The Sept. 28 column by Jack Clarke (”The time is now to adapt to the effects of climate change”) in the opinion section is excellent and explains what has to be done through legislation to protect ourselves against rising sea levels and future storm events here in Massachusetts. It was definitive, well written, and should leave no doubt in the minds of citizens what is physically at risk.

But frankly, I am sick and tired of reading articles like this, not because they shouldn’t be written but because the article ending assumes that future dire climate outcomes are unavoidable. We know from our research at Reforest The Tropics that they are not.

I manage a United Nations-sanctioned carbon sequestration program called Reforest The Tropics. We have demonstrated through extensive research and measurements the power of our scientifically planted tropical forests to absorb massive amounts of carbon dioxide from the atmosphere. So much, in fact, that our tropical forest plantations are sucking up at least 10 times more carbon dioxide, on a per-hectare basis, than the aggregate of all of the world’s tropical forests. Our scientifically planted forests are absorbing 20 to 40 metric tons per hectare compared to 1 to 2 metric tons per hectare for the world’s tropical forests. (A hectare is approximately 2 1/2 acres).

The world community has never thought this was possible. All of this has tremendous implications for what now is possible not only to mitigate climate change but to actually reverse it. Although this realization is in its infancy, we now have 62 corporations, other organizations and individuals that have adopted the RTT program in order to achieve carbon balancing.

I’m also a board member of the Gloucester Meetinghouse Foundation, which has taken the responsibility, through its program TownGreen 2025, to establish Gloucester as a 100 percent carbon neutral community by the year 2025. The TownGreen 2025 committee has chosen to offset part of the city’s carbon footprint using this forestry model.

Here’s the most amazing part of the whole picture for Gloucester. The city gave us the carbon footprint of the entire school system — six schools with 3,000 students. We then calculated how much tropical forest would have to be planted to absorb all those emissions for a 25-year period. Then I took it one step further: How much would it cost per student to make the entire school system 200 percent carbon balanced? The figure came to a meager $40 per student, per year.

And all this has a huge payback for the school students. They will be seeing leading-edge science at work. We simultaneously plan to introduce a climate change curriculum in kindergarten through grade 12 using the school’s own tropical forests as a live, three-dimensional teaching platform. This is the most effective way we can possibly teach — by example, The motivational impact on our children’s future contribution to sustainability will be built into their confidence by the time they have graduated high school because they will have seen how easy it was to accomplish this in their own schools here in Gloucester. How wonderful is this!

Our scientifically planted forests are absorbing 20 to 40 metric tons per hectare compared to 1 to 2 metric tons per hectare for the world’s tropical forests.

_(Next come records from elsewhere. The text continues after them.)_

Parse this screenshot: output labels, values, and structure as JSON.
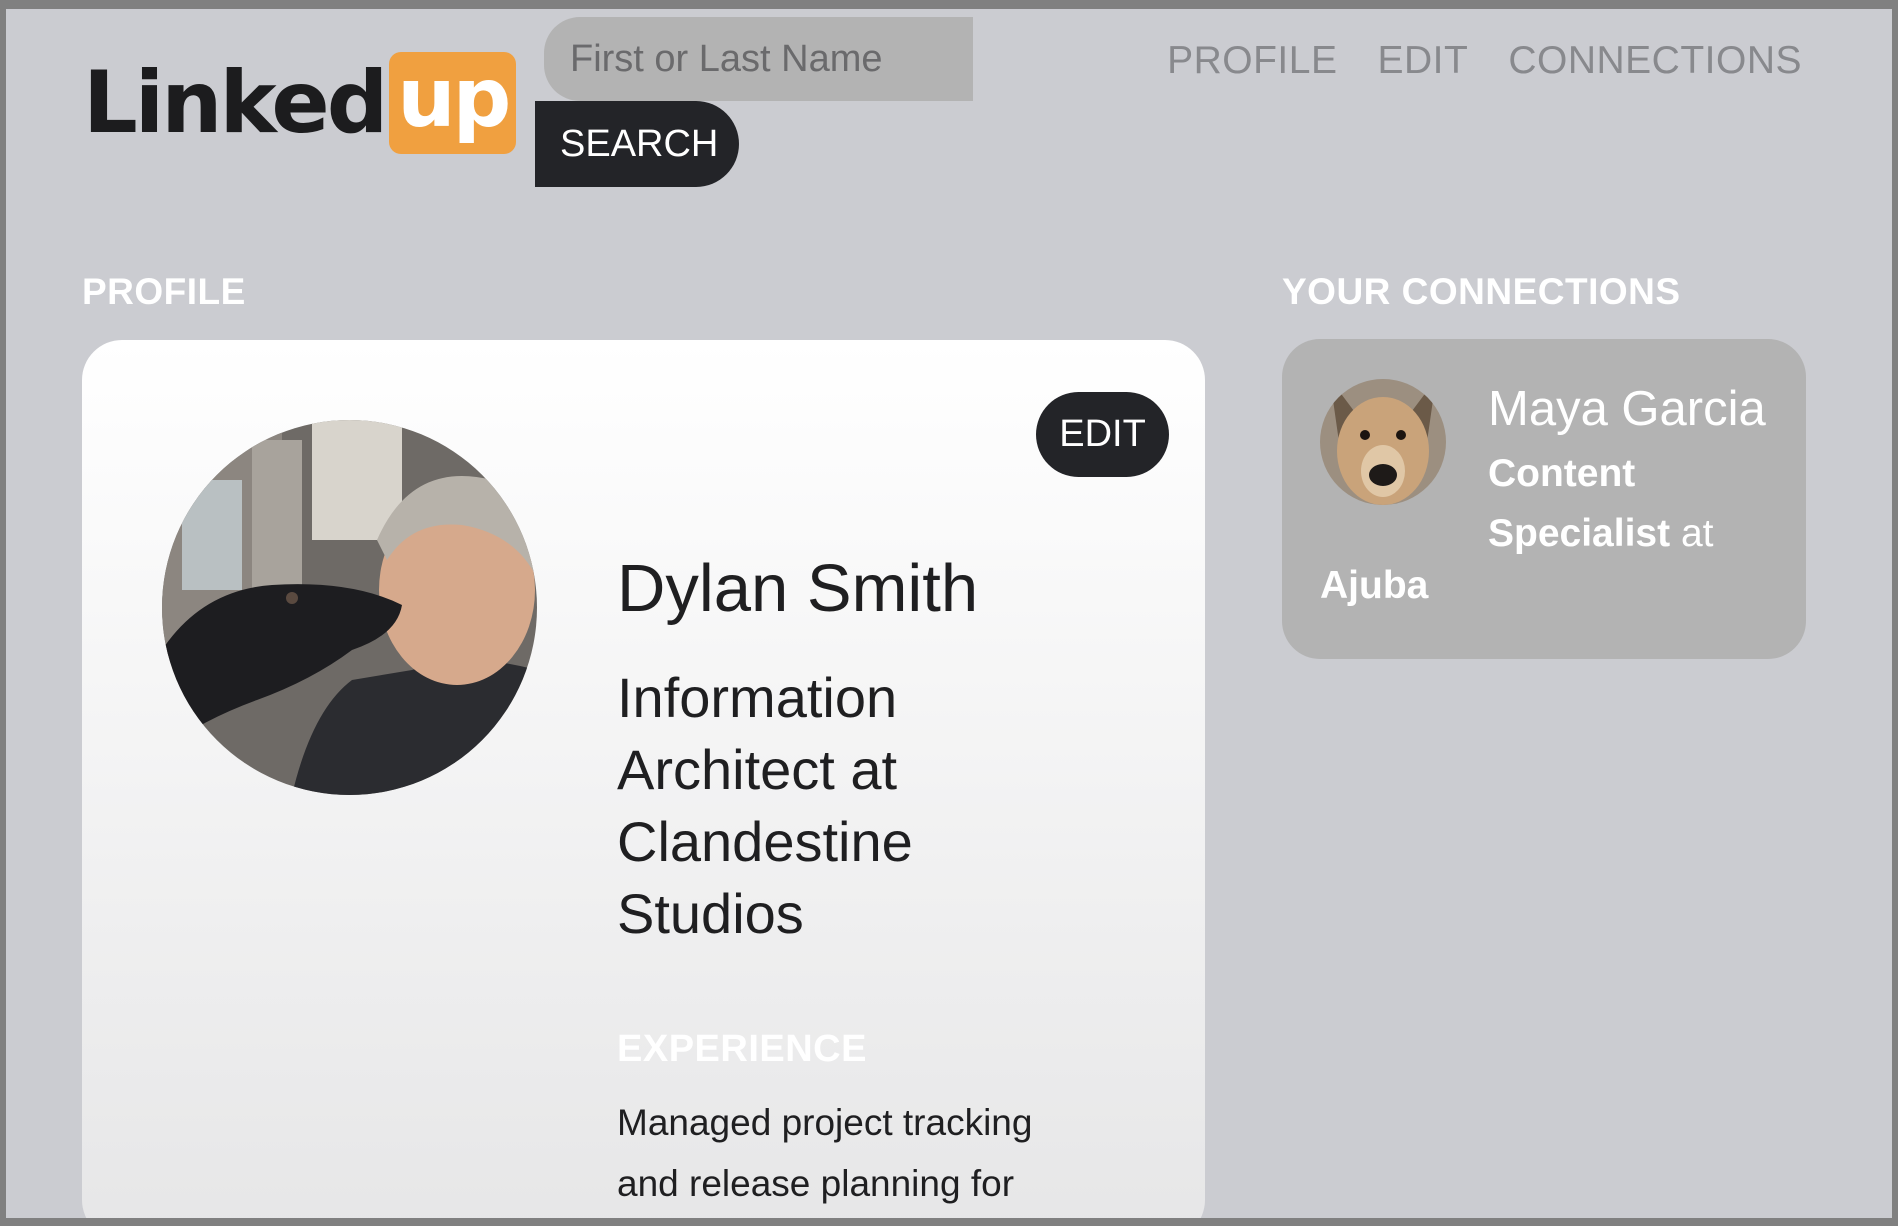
{
  "header": {
    "logo": {
      "main": "Linked",
      "badge": "up"
    },
    "search": {
      "placeholder": "First or Last Name",
      "button_label": "SEARCH"
    },
    "nav": [
      {
        "label": "PROFILE"
      },
      {
        "label": "EDIT"
      },
      {
        "label": "CONNECTIONS"
      }
    ]
  },
  "profile": {
    "section_title": "PROFILE",
    "edit_label": "EDIT",
    "name": "Dylan Smith",
    "title": "Information Architect at Clandestine Studios",
    "experience_heading": "EXPERIENCE",
    "experience_text": "Managed project tracking and release planning for"
  },
  "connections": {
    "section_title": "YOUR CONNECTIONS",
    "items": [
      {
        "name": "Maya Garcia",
        "role": "Content Specialist",
        "at": "at",
        "company": "Ajuba"
      }
    ]
  },
  "colors": {
    "background": "#cbccd1",
    "accent": "#f0a040",
    "dark_button": "#232428",
    "card": "#ffffff",
    "connection_card": "#b3b3b3"
  }
}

It costs $18,000 per year to educate a Gloucester Public School student. But for just $40 per year, per student, the school not only creates a legacy and national example for the city and its students but also delivers an efficient, holistic financial model for humanity that has never before been thought possible.

The very last thing we want our children to have is a “bunker mentality.” Although seemingly necessary, reading Jack Clarke’s article alone, without addressing the very positive science that is now available to mitigate climate change, could be very depressing for our children. The greatest obstacle we have as a scientific research organization is getting people to leapfrog the way they think about what is now possible through the latest forestry science.

We need Gloucester residents to get behind this project to carbon balance the school system. There is no downside -- with so many positive reasons as I have explained. Most important: It’s cheap, it’s easy and it works...and gives real hope to our children.